The following anecdote of Goethe, for example, shows how smell may affect the personality before it is recognised as an odour by the consciousness:

“An air that was beneficial to Schiller acted on me like poison,” Goethe said to Eckermann. “I called on him one day, and as I did not find him at home, I seated myself at his writing-table to note down various matters. I had not been seated long before I felt a strange indisposition steal over me, which gradually increased, until at last I nearly fainted. At first I did not know to what cause I should ascribe this wretched, and to me unusual, state, until I discovered that a dreadful odour issued from a drawer near me. When I opened it I found, to my astonishment, that it was full of rotten apples.
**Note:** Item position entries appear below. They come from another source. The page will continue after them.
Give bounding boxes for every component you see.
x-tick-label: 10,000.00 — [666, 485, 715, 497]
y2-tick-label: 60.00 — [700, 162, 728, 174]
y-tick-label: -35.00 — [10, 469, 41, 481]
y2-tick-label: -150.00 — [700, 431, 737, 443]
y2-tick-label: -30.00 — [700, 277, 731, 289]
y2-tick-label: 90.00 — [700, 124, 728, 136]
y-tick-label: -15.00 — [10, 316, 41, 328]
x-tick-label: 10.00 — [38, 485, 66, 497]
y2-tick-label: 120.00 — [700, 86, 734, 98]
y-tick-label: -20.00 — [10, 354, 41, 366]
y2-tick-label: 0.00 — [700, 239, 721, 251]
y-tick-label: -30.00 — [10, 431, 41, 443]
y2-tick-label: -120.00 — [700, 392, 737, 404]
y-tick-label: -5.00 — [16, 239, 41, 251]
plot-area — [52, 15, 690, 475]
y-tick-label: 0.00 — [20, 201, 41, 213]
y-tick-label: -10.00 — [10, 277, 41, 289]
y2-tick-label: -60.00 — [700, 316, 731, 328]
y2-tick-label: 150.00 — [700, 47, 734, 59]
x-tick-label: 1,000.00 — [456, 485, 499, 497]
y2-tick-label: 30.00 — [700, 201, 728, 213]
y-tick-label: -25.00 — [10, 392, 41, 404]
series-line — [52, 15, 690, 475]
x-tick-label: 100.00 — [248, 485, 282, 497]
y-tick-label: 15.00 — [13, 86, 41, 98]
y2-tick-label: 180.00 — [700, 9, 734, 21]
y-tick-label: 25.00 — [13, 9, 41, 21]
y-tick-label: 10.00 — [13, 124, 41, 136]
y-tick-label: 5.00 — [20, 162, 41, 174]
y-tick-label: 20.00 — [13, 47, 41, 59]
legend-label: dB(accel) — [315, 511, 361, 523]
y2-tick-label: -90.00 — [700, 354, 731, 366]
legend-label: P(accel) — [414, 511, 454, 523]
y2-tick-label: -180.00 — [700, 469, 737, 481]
I immediately went to the window, and inhaled the fresh air, by which I was instantly restored. Meanwhile his wife came in, and told me that the drawer was always filled with rotten apples, because the scent was beneficial to Schiller, and he could not live without it.”

I wish to emphasise, for the sake of my argument, that Goethe underwent a profound constitutional disturbance, with its attendant discomfort, before he realised that its cause was an odour.